Government spokesman Marios Pelekanos said the minutes “confirmed everything the president of the republic had repeatedly stated in relation to the true events during the period of the talks at Crans Montana.” They also confirmed, according to Pelekanos, “for one more time that the narratives conveyed by some on behalf of the UN were false and misleading about the events that took place on July 4, with the aim, on the one hand, to absolve the Turkish side of its responsibility for the collapse of the talks and, on the other, to cause rifts in the Greek Cypriot domestic front.”

This is not the first time, President Anastasiades has accused the UN of lying. He did it after the Crans Montana talks as well, accusing Eide of being a liar and of showing a pro-Turkish bias, something most in Cyprus were more than happy to accept unquestioningly. Now there is confirmation of the ‘lying’ by the presentation of the July 4 minutes, which the UN had said did not exist. Our side had disingenuously claimed that these minutes were proof that there was an amended Guterres framework. This was not correct, considering that the Greek Cypriot side could not have amended UNSG’s framework without the consent of the other side.

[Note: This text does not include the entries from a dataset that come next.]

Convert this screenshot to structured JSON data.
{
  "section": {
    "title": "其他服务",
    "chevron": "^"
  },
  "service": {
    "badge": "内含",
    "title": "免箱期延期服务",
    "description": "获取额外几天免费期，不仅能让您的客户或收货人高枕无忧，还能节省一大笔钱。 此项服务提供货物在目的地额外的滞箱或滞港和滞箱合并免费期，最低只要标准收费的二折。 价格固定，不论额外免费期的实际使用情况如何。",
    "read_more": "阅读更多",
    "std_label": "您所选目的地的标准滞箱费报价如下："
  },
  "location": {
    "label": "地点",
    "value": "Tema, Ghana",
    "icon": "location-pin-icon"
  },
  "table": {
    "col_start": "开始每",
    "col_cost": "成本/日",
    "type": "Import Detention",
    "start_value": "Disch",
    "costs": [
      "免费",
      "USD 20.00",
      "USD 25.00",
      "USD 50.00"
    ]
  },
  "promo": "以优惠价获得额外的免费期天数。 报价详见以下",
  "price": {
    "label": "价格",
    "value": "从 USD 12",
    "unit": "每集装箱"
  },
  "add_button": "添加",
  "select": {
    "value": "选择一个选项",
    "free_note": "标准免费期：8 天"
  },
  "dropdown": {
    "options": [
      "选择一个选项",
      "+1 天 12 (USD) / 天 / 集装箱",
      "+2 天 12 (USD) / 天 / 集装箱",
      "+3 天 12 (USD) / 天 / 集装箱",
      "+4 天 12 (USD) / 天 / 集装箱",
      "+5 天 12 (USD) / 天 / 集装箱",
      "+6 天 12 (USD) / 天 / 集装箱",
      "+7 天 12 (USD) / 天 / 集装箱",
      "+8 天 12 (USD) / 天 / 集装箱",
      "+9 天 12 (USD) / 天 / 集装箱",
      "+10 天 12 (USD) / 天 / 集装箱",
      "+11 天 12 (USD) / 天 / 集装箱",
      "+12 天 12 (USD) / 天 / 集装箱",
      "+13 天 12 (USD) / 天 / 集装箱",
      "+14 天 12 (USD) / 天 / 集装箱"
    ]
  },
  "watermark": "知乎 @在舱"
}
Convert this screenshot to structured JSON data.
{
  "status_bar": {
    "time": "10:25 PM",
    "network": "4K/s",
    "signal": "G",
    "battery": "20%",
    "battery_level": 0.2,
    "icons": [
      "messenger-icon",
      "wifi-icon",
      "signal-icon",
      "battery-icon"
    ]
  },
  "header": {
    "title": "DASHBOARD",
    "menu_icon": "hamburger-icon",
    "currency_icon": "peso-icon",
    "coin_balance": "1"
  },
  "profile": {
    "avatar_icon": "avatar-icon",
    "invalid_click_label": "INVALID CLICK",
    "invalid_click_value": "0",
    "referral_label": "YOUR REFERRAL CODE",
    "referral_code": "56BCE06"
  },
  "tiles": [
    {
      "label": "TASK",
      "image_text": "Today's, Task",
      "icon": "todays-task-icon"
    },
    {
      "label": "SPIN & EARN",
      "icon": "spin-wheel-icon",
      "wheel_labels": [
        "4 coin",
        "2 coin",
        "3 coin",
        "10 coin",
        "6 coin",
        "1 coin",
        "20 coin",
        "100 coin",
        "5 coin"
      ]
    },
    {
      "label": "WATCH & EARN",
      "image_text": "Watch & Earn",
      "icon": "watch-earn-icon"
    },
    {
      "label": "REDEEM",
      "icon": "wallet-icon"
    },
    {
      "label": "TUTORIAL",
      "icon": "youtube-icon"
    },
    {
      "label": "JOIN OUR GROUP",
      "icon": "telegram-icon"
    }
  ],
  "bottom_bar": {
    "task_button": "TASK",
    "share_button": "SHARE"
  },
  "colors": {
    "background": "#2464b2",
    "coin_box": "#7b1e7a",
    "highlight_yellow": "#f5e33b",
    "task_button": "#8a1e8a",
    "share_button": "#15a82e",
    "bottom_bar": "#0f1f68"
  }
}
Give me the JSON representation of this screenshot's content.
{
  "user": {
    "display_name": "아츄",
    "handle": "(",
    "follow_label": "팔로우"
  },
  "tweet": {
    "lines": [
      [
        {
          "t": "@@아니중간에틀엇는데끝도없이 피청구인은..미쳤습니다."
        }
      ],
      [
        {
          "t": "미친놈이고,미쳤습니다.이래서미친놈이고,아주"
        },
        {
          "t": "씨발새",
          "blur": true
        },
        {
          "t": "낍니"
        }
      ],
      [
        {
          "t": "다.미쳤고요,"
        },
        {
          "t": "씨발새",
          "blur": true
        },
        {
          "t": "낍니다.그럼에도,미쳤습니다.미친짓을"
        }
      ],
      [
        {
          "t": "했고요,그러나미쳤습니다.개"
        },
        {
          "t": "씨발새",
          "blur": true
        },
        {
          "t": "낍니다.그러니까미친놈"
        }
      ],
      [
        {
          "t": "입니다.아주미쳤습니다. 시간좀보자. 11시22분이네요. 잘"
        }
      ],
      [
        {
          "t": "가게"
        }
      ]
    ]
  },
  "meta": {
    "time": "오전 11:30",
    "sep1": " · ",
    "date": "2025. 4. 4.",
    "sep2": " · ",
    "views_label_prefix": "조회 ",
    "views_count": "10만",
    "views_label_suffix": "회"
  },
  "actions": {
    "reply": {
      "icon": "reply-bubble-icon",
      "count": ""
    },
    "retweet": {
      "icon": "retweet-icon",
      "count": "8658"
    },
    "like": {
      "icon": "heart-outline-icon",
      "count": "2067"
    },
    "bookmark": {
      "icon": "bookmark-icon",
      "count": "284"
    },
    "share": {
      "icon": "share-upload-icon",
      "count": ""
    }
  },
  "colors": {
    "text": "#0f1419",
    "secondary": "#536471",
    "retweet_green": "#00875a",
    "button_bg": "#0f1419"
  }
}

It is yet another diversion tactic. Anastasiades is focusing on the process, in order to divert attention away from his own responsibilities for the collapse of the talks, that three members of his negotiating team highlighted in the previous week. Andreas Mavroyianis, his chief negotiator, and team members Toumazos Tselepis and Polys Polyviou all said we lost “two big opportunities” for a settlement by walking out of talks, first at Mont Pellerin and then at Crans Montana. The existence of or not of the July 4 minutes change nothing in this evaluation.

UNSG Guterres had told Anastasiades that the Turkish side had submitted a confidential document in which it said it would accept the abolition of the Treaty of Guarantee and the unilateral right of intervention. It would also withdraw the occupation troops, leaving behind 650 soldiers as per the 1960 agreement. In addition, the proposals of the two sides on territory were just 1 percentage point apart, which made a deal a practical certainty. In other words, a deal that the Greek Cypriots could live with was on offer.

A smart president, committed to a settlement, would have recognised this as the best opportunity for a deal and tried to seal it. And if the Turkish side was bluffing, he would have exposed this bluffing. Instead, Anastasiades decided to walk out, blaming Turkish intransigence for his unwillingness to strike a deal, from which, according to Mavroyiannis, we were just a whisker away. The publication of the minutes does not negate this reality, nor does it confirm the president’s narrative about Crans Montana which not even the members of his negotiating team accept.